One important thing is that SQL allows you to use different types of joins in the same statement.
But DBAs and developers have to be careful on joining too many tables. Several times, I have seen situations where queries demanded 10, 20 tables or even more. For performance reasons, it is not a good idea to do a single query to put all data together. The query optimizer will do a better job if you break your query it into several smaller, simpler queries.
Now consider we have a third table, called Table3, shown bellow.
Table3
key3 | field1 |
1 | Engineer |
2 | Surgeon |
3 | DBA |
4 | Lawyer |
5 | Teacher |
6 | Actor |
Now let's write a statement to bring the employee's name, the city where he lives and what is his profession.

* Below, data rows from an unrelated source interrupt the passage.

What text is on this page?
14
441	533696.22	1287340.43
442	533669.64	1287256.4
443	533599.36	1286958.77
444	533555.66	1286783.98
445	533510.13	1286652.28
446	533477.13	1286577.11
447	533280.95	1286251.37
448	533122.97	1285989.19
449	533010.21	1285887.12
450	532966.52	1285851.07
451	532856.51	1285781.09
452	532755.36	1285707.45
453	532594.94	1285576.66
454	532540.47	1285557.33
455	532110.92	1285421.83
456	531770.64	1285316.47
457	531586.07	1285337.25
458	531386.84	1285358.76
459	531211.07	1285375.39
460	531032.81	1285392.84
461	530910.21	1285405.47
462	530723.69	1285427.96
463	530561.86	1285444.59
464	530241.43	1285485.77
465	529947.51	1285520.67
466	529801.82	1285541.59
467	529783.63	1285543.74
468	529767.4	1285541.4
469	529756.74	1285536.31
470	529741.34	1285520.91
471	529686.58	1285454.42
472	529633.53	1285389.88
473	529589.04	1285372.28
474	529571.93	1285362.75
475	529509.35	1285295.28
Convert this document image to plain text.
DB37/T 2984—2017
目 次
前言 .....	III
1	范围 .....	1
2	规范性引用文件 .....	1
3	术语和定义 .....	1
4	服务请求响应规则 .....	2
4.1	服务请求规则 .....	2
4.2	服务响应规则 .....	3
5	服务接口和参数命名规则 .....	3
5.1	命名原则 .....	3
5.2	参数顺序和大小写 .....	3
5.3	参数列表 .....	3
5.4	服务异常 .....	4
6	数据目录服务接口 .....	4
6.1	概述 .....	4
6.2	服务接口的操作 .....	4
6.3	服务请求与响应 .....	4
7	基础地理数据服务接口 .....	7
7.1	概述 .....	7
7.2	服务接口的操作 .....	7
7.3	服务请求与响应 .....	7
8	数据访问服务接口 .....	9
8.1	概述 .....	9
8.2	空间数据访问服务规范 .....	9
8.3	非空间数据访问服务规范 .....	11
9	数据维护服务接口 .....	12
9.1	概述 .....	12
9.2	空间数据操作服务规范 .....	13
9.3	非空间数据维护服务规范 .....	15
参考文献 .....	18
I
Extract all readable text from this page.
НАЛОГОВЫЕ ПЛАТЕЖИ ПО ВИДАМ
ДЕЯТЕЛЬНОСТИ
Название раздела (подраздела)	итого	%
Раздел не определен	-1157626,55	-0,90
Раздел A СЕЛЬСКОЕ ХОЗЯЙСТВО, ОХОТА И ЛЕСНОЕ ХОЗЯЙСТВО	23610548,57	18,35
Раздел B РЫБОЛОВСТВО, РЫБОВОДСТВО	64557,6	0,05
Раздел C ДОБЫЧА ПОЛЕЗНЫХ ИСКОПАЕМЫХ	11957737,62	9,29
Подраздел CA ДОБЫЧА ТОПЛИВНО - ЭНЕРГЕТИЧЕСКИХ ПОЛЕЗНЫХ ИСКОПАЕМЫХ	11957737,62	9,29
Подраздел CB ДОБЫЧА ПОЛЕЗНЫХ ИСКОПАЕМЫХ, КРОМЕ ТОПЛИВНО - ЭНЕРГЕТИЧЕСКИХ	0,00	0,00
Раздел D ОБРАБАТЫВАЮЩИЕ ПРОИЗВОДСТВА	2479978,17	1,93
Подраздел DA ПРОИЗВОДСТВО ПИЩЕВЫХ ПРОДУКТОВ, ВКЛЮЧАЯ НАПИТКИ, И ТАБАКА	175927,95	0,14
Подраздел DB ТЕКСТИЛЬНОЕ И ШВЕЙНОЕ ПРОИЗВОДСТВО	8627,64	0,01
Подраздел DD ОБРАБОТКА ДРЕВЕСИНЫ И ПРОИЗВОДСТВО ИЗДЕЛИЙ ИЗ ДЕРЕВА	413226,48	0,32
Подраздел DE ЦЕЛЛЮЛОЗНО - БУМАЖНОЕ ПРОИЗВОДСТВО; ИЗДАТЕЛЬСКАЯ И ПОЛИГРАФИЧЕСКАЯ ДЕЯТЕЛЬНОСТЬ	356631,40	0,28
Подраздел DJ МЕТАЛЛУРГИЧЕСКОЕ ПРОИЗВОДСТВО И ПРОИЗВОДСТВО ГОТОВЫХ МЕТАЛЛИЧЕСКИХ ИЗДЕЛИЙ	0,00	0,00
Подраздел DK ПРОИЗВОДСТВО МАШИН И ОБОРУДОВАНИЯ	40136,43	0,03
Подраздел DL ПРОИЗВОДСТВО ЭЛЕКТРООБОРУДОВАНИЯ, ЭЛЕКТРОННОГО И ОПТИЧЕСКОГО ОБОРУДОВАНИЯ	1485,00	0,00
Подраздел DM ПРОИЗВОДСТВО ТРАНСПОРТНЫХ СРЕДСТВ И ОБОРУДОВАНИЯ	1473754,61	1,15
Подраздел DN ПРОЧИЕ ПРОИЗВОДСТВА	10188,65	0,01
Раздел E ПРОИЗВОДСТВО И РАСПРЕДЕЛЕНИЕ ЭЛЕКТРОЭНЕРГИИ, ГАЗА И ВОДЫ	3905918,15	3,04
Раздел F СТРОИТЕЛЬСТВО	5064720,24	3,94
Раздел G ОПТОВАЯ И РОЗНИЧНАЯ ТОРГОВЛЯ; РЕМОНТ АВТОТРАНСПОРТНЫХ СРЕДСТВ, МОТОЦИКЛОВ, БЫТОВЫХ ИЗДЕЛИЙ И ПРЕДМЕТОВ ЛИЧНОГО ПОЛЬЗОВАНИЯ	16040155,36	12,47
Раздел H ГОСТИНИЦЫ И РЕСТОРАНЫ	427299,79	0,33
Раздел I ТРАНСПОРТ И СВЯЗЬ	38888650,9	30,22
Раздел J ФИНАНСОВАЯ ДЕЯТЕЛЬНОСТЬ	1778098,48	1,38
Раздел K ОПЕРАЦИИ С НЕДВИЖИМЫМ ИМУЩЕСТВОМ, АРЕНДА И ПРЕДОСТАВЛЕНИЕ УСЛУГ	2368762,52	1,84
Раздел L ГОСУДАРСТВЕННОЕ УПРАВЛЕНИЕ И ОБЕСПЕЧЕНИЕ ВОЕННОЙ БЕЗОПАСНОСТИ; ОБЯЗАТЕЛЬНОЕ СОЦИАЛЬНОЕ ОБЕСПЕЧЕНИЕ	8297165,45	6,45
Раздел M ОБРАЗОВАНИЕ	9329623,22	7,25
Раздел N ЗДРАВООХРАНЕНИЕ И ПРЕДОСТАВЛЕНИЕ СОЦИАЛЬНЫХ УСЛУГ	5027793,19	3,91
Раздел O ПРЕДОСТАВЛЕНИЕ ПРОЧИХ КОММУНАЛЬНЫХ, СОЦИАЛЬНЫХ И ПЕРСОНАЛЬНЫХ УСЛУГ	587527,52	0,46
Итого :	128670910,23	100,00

This will demand us to join all 3 tables. Just remember that joins are written in pairs. So first we will join Table1 to Table2. And then we will join Table1 and Table3. The resulting script is shown below.
SELECT t1.key1, t1.field1 as Employee,
t2.key2, t2.field1 as City,
t3.key3, t3.field1 as Profession
FROM Table1 t1
INNER JOIN Table2 t2 ON t1.key2 = t2.key2
INNER JOIN Table3 t3 ON t1.key3 = t3.key3;
As we are running only INNER JOINs, we will have only records that match the combination of the 3 tables. See the output below.
key1 | Name | key2 | City | key3 | Profession |
3 | Erik | 1 | New York | 6 | Actor |
4 | John | 4 | Paris | 4 | Lawyer |
6 | Harry | 9 | Madrid | 2 | Surgeon |
Beyond the SELECT statements
The use of JOIN operators is not restricted to SELECT statements. In T-SQL, you can use joins in INSERT, DELETE and UPDATE statements as well. But keep in mind that in most RDBMS's we have nowadays, joins are not supported on DELETE and UPDATE statements. So I would advise you to restrict the use of joins to SELECT and INSERT statements only, even in SQL Server code. This is important if you want to keep your scripts more easily portable to different platforms.
Conclusion
Combining data from several tables is something really important when you work with RDBMS's. JOIN operators give you a powerful, fast and flexible way to retrieve the data you need.
But be careful, because the wrong choices might do some harm to your application. Either consuming too much processing power on your server, or retrieving the wrong output to your application. With the necessary attention, SQL JOINs are a great feature. And it surely should be part of your personal toolbox.